HARIAN MERAPI - Hati-hati gunakan steroid yang merupakan golongan obat keras.
Penyalahgunaan steroid akan membawa efek samping serius di kemudian hari.
Karena itu, perlu evaluasi pengawasan obat keras yang beredar di masyarakat.
Demikian disampaikan Ketua Unit Kerja Koordinasi (UKK) Endokrin IDAI Dr. dr. Agustini Utari, M.Si. Med, Sp.A(K) dalam webinar di Jakarta, Kamis.
Ia menilai pengawasan terhadap penjualan obat keras perlu dievaluasi, bercermin dari kasus penyalahgunaan steroid pada anak yang terjadi belum lama ini.
Agustini mengingatkan steroid termasuk dalam golongan obat keras yang penggunaannya harus berdasarkan resep dokter. Pada kasus yang baru-baru ini terjadi, seorang pengasuh mendapatkan obat tersebut dari toko daring dengan mudah dan memberikannya pada anak untuk tujuan menambah berat badan.

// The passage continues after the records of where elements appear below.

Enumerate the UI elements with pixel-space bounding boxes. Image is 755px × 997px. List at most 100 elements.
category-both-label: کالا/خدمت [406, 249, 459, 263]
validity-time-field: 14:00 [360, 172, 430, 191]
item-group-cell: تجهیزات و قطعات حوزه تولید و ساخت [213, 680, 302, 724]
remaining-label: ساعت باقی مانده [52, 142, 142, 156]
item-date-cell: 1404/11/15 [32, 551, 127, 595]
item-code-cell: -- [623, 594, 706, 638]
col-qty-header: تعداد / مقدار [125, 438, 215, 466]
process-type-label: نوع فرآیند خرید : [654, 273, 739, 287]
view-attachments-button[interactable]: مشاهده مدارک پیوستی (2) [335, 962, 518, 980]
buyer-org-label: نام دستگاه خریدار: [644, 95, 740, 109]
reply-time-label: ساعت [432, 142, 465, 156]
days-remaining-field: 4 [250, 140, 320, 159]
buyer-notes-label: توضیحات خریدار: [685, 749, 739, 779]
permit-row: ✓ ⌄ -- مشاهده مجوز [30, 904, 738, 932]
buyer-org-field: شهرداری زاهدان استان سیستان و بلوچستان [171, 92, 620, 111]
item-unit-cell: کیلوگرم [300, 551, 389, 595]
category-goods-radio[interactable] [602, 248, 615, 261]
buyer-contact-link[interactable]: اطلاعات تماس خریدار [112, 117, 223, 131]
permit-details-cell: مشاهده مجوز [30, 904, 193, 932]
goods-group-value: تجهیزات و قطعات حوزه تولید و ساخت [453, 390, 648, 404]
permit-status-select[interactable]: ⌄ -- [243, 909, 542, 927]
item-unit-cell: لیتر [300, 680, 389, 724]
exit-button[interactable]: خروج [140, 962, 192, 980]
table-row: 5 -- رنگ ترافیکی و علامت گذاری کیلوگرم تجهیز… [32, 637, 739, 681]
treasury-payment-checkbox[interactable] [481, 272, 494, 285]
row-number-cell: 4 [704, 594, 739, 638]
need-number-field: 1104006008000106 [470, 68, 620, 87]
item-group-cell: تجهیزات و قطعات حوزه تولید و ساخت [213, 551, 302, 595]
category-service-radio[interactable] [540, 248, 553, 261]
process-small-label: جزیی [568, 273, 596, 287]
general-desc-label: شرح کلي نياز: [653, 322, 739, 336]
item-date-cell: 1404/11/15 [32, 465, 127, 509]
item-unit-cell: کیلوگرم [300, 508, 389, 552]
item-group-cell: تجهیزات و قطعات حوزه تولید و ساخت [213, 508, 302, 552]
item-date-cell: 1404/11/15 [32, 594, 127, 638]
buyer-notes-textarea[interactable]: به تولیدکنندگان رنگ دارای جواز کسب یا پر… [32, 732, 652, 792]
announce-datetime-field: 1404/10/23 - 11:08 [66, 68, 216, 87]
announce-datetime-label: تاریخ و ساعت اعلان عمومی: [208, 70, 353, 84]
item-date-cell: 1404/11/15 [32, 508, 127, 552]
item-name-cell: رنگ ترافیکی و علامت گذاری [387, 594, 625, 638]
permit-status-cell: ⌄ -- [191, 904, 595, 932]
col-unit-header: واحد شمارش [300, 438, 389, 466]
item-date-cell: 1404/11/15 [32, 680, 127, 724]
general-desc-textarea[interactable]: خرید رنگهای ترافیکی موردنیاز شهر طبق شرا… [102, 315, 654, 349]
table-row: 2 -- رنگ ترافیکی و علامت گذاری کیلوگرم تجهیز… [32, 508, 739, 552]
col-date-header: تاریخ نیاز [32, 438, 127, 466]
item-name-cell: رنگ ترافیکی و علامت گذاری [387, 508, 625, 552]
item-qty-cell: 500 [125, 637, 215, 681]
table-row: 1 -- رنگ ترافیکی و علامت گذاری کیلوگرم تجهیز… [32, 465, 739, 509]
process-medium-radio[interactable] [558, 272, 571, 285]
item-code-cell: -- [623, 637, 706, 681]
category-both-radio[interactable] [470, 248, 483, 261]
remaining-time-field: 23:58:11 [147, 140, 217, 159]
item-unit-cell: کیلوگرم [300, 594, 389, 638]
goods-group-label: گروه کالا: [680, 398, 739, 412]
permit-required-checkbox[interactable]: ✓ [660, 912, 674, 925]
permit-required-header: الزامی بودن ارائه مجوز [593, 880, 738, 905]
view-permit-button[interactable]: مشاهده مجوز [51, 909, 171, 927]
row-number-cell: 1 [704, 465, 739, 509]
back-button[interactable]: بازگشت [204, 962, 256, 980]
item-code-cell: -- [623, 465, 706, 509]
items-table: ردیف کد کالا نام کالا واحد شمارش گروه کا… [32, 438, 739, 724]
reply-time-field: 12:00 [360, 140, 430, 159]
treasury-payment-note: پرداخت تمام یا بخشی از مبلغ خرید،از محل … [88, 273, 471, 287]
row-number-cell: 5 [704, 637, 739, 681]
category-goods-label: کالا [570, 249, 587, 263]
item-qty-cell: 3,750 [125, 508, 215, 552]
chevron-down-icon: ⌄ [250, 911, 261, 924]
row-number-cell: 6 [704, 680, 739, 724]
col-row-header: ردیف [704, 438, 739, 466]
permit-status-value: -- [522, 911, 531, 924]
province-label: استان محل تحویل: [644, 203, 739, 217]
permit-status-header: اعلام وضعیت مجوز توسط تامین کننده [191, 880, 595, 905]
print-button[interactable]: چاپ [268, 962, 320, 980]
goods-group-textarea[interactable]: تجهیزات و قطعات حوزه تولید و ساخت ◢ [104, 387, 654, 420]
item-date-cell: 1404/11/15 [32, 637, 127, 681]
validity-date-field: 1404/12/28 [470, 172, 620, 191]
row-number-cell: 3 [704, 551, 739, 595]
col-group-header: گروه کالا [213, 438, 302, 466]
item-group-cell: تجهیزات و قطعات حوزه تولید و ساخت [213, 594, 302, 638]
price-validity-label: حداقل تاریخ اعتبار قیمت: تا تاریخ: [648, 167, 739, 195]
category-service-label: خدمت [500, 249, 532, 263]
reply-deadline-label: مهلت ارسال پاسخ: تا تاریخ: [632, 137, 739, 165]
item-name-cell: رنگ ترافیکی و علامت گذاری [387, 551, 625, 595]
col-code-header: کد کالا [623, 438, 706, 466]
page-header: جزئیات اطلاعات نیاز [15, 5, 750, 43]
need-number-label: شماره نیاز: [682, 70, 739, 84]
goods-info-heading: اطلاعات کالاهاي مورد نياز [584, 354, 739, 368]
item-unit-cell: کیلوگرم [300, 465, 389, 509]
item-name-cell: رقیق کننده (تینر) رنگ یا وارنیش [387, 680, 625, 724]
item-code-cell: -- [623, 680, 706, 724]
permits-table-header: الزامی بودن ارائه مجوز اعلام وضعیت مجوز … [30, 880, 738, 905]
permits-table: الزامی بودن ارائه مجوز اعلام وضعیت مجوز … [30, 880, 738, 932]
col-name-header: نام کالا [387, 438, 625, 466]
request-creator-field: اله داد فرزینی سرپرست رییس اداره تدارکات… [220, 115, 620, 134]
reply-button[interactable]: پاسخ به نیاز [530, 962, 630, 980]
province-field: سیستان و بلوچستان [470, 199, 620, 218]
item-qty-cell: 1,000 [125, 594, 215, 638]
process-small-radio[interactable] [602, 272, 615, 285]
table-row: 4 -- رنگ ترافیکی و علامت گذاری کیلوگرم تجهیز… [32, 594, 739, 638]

“Kalau dari cerita yang kemarin dari anak yang viral itu, dia bisa mendapatkan (steroid) secara online tanpa harus ada resep dokter dan sudah membeli berulang kali. Jadi itu yang mungkin harus diawasi,” kata Agustini .
Ia mengatakan pengawasan terhadap peredaran atau penjualan obat keras memerlukan peran dari pemangku kebijakan. Dalam hal ini, ia juga memandang perlunya evaluasi atau perbaikan regulasi mengenai peredaran obat keras yang dijualbelikan secara bebas tanpa resep dokter.
Baca Juga: Pemkab Sukoharjo terangi jalan dengan memasang 216 PJU di sejumlah wilayah
Agustini juga turut mengingatkan para dokter maupun tenaga kesehatan lainnya untuk tetap berhati-hati dalam memberikan resep obat pada pasien dengan selalu mempertimbangkan indikasi medis.
“Jenis steroid yang memang dipakai di dalam kasus yang viral itu adalah deksametason. Itu adalah steroid yang paling kuat. Tetapi di luar itu juga ada steroid yang lain seperti prednison, metilprednisolon, betametason, triamsinolon, hidrokortison, dan yang lainnya,” ujar dia.
Dalam praktik klinis sehari-hari, Agustini juga pernah menemukan kasus serupa di mana pasien anak mengonsumsi steroid tanpa indikasi medis apapun. Kasus itu ia temukan setelah mencurigai bahwa pasien anak tidak mengalami pertumbuhan selama dua tahun. Tubuh anak tetap pendek namun mengalami kegemukan.
“Setelah dua tahun, dia baru ditemukan oleh dokter anak. Kok, dia pendek dan tidak tumbuh selama dua tahun. Barulah menyadari bahwa efek dari obat inilah yang menyebabkan dia tidak tumbuh. Karena dipikir (orang tua), ‘oh, bagus, nafsu makannya jadi tinggi, anaknya jadi gemuk’. Sebetulnya tidak bagus juga menjadi gemuk. Tetapi orang tua kadang-kadang berpikir bahwa gemuk ini menggemaskan. Jadi banyak yang juga memberikan (steroid),” kata dia.